Discogs Data Total Size

Posted on: Fri 30 December 2022

The next question I have about the Discogs Data is what’s the total amount to download? An initial step is updating my URL gathering script to grab the Content-Length header from an http probe of each url and start generating csv compatible output.

Below is the tweakage. The script has moved from straight Python to a xonsh script. The most interesting piece is line 6 where I shell out to use httpie to make a HEAD request against the url. The @ splices the value of the furl variable into the command line from the outer Python context, while ! captures the output of the inner subcommand for processing in the outer Python context.

urls.sort()
print(f"{len(urls)} in total", file=sys.stderr) 
for i, url in enumerate(urls):
    clength = -1
    furl = "http:" + url[1]
    for line in !(http --headers HEAD @(furl)):
        if line.strip().startswith("Content-Length"):
            h, v = line.split()
            clength = int(v)
    print(f"{url[0]}, http:{url[1]}, {clength}")

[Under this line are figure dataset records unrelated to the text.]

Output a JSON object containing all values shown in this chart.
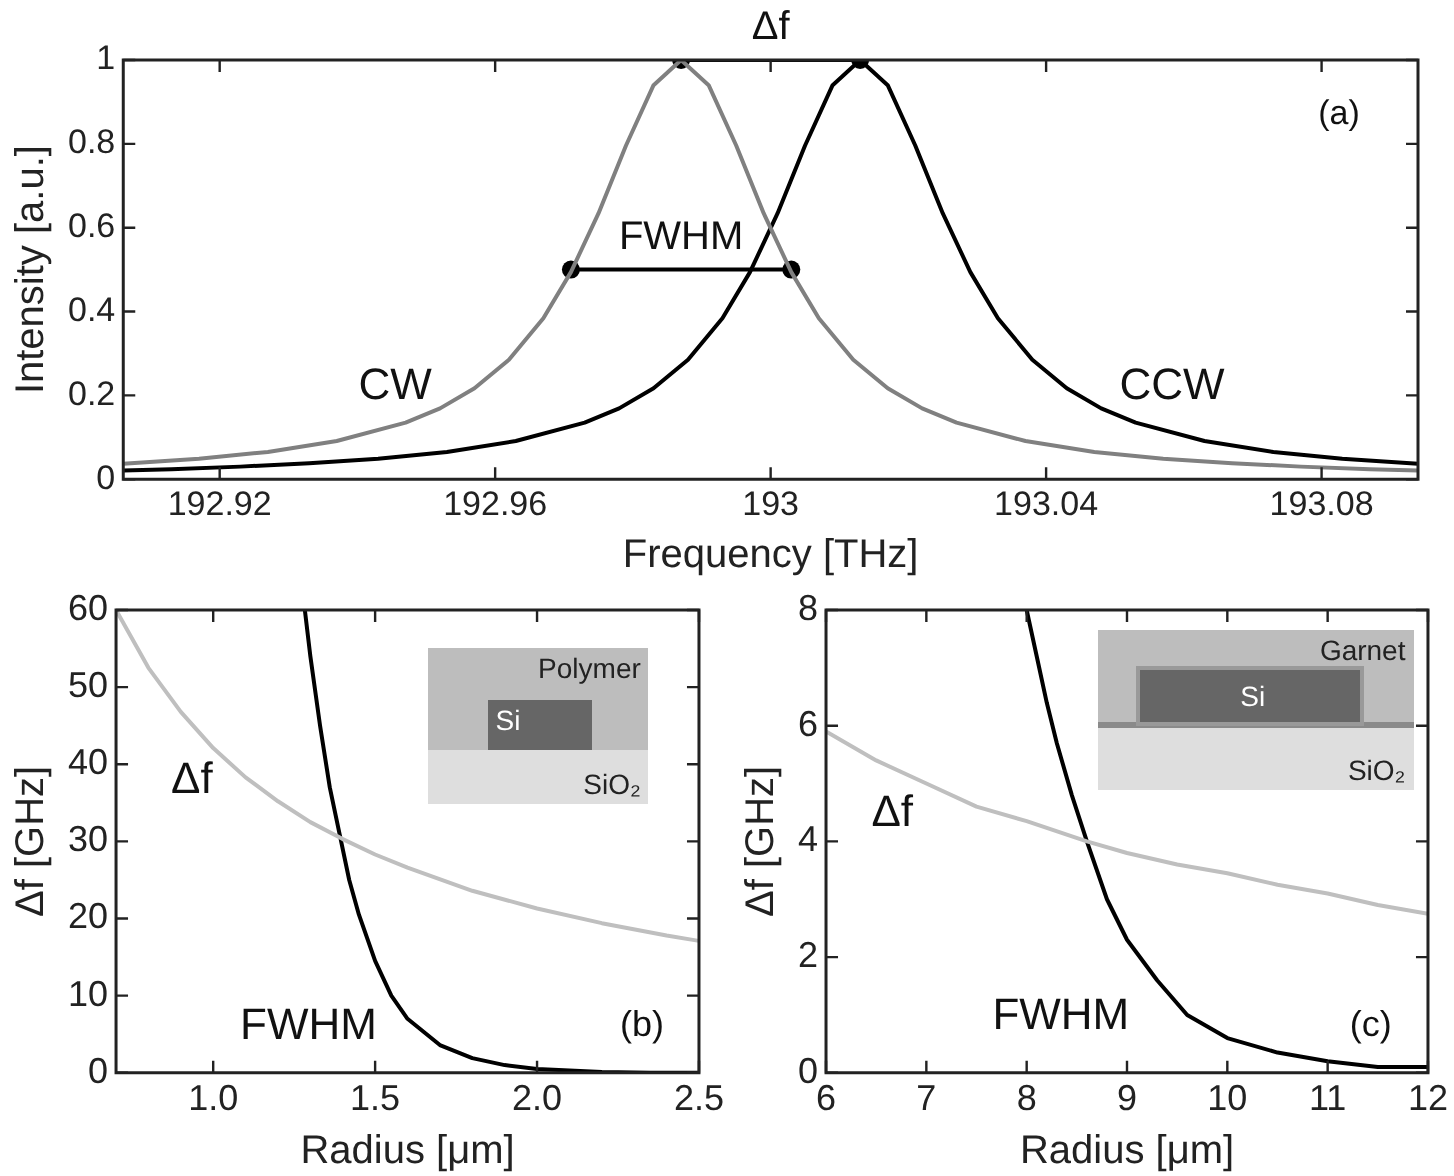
{
  "chart_data": [
    {
      "type": "line",
      "xlabel": "Frequency [THz]",
      "ylabel": "Intensity [a.u.]",
      "xlim": [
        192.906,
        193.094
      ],
      "xticks": [
        192.92,
        192.96,
        193,
        193.04,
        193.08
      ],
      "ylim": [
        0,
        1
      ],
      "yticks": [
        0,
        0.2,
        0.4,
        0.6,
        0.8,
        1
      ],
      "annotations": [
        "(a)",
        {
          "text": "Δf",
          "x": 193,
          "y": 1
        },
        {
          "text": "FWHM",
          "x": 192.987,
          "y": 0.5
        }
      ],
      "series": [
        {
          "name": "CW",
          "color": "#808080",
          "x": [
            192.906,
            192.917,
            192.927,
            192.937,
            192.947,
            192.952,
            192.957,
            192.962,
            192.967,
            192.971,
            192.975,
            192.979,
            192.983,
            192.987,
            192.991,
            192.995,
            192.999,
            193.003,
            193.007,
            193.012,
            193.017,
            193.022,
            193.027,
            193.037,
            193.047,
            193.057,
            193.067,
            193.077,
            193.087,
            193.094
          ],
          "values": [
            0.037,
            0.049,
            0.065,
            0.091,
            0.135,
            0.169,
            0.217,
            0.285,
            0.384,
            0.494,
            0.634,
            0.796,
            0.94,
            1,
            0.94,
            0.796,
            0.634,
            0.494,
            0.384,
            0.285,
            0.217,
            0.169,
            0.135,
            0.091,
            0.065,
            0.049,
            0.038,
            0.03,
            0.024,
            0.021
          ]
        },
        {
          "name": "CCW",
          "color": "#000000",
          "x": [
            192.906,
            192.913,
            192.923,
            192.933,
            192.943,
            192.953,
            192.963,
            192.973,
            192.978,
            192.983,
            192.988,
            192.993,
            192.997,
            193.001,
            193.005,
            193.009,
            193.013,
            193.017,
            193.021,
            193.025,
            193.029,
            193.033,
            193.038,
            193.043,
            193.048,
            193.053,
            193.063,
            193.073,
            193.083,
            193.094
          ],
          "values": [
            0.021,
            0.024,
            0.03,
            0.038,
            0.049,
            0.065,
            0.091,
            0.135,
            0.169,
            0.217,
            0.285,
            0.384,
            0.494,
            0.634,
            0.796,
            0.94,
            1,
            0.94,
            0.796,
            0.634,
            0.494,
            0.384,
            0.285,
            0.217,
            0.169,
            0.135,
            0.091,
            0.065,
            0.049,
            0.037
          ]
        },
        {
          "color": "#000000",
          "marker": "circle",
          "x": [
            192.987,
            193.013
          ],
          "values": [
            1,
            1
          ]
        },
        {
          "color": "#000000",
          "marker": "circle",
          "x": [
            192.971,
            193.003
          ],
          "values": [
            0.5,
            0.5
          ]
        }
      ]
    },
    {
      "type": "line",
      "xlabel": "Radius [μm]",
      "ylabel": "Δf [GHz]",
      "xlim": [
        0.7,
        2.5
      ],
      "xticks": [
        {
          "value": 1,
          "label": "1.0"
        },
        1.5,
        {
          "value": 2,
          "label": "2.0"
        },
        2.5
      ],
      "ylim": [
        0,
        60
      ],
      "yticks": [
        0,
        10,
        20,
        30,
        40,
        50,
        60
      ],
      "annotations": [
        "Polymer",
        "Si",
        "SiO₂",
        "(b)"
      ],
      "series": [
        {
          "name": "Δf",
          "color": "#bfbfbf",
          "x": [
            0.7,
            0.8,
            0.9,
            1.0,
            1.1,
            1.2,
            1.3,
            1.4,
            1.5,
            1.6,
            1.8,
            2.0,
            2.2,
            2.4,
            2.5
          ],
          "values": [
            60,
            52.5,
            46.8,
            42.1,
            38.3,
            35.2,
            32.5,
            30.3,
            28.3,
            26.6,
            23.6,
            21.3,
            19.4,
            17.8,
            17.1
          ]
        },
        {
          "name": "FWHM",
          "color": "#000000",
          "x": [
            1.283,
            1.3,
            1.33,
            1.36,
            1.39,
            1.42,
            1.45,
            1.5,
            1.55,
            1.6,
            1.7,
            1.8,
            1.9,
            2.0,
            2.1,
            2.2,
            2.35,
            2.5
          ],
          "values": [
            60,
            54,
            45,
            37,
            31,
            25,
            20.5,
            14.5,
            10,
            7,
            3.6,
            1.9,
            1,
            0.5,
            0.3,
            0.1,
            0,
            0
          ]
        }
      ]
    },
    {
      "type": "line",
      "xlabel": "Radius [μm]",
      "ylabel": "Δf [GHz]",
      "xlim": [
        6,
        12
      ],
      "xticks": [
        6,
        7,
        8,
        9,
        10,
        11,
        12
      ],
      "ylim": [
        0,
        8
      ],
      "yticks": [
        0,
        2,
        4,
        6,
        8
      ],
      "annotations": [
        "Garnet",
        "Si",
        "SiO₂",
        "(c)"
      ],
      "series": [
        {
          "name": "Δf",
          "color": "#bfbfbf",
          "x": [
            6,
            6.5,
            7,
            7.5,
            8,
            8.6,
            9,
            9.5,
            10,
            10.5,
            11,
            11.5,
            12
          ],
          "values": [
            5.9,
            5.4,
            5.0,
            4.6,
            4.35,
            4.0,
            3.8,
            3.6,
            3.45,
            3.25,
            3.1,
            2.9,
            2.75
          ]
        },
        {
          "name": "FWHM",
          "color": "#000000",
          "x": [
            8.0,
            8.1,
            8.2,
            8.3,
            8.45,
            8.6,
            8.8,
            9,
            9.3,
            9.6,
            10,
            10.5,
            11,
            11.5,
            12
          ],
          "values": [
            8,
            7.2,
            6.4,
            5.7,
            4.8,
            4.0,
            3.0,
            2.3,
            1.6,
            1.0,
            0.6,
            0.35,
            0.2,
            0.1,
            0.1
          ]
        }
      ]
    }
  ]
}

Still need to pull in the csv module for proper output generation. I also want to add the http headers as a column of json data, which will definitely need correct csv escaping. Once that’s all in place, it should be possible to pipe the output into Simon Willison’s sqlite-utils to create an SQLite DB, then run a query to compute the total storage.

This is why I love xonsh. I had to do a little documentation reading to get the right sigils (!, @) in the right places, but once done I can still actually comprehend what the script is doing. If I keep working at it, this should become mental muscle memory and make writing such scripts completely natural. Might be better off learning bash in depth, but this fits my brain way cleaner.

Using questions to be asked of data seems to be a good driver for me to actually write code. Boy do I have plenty of questions for this data.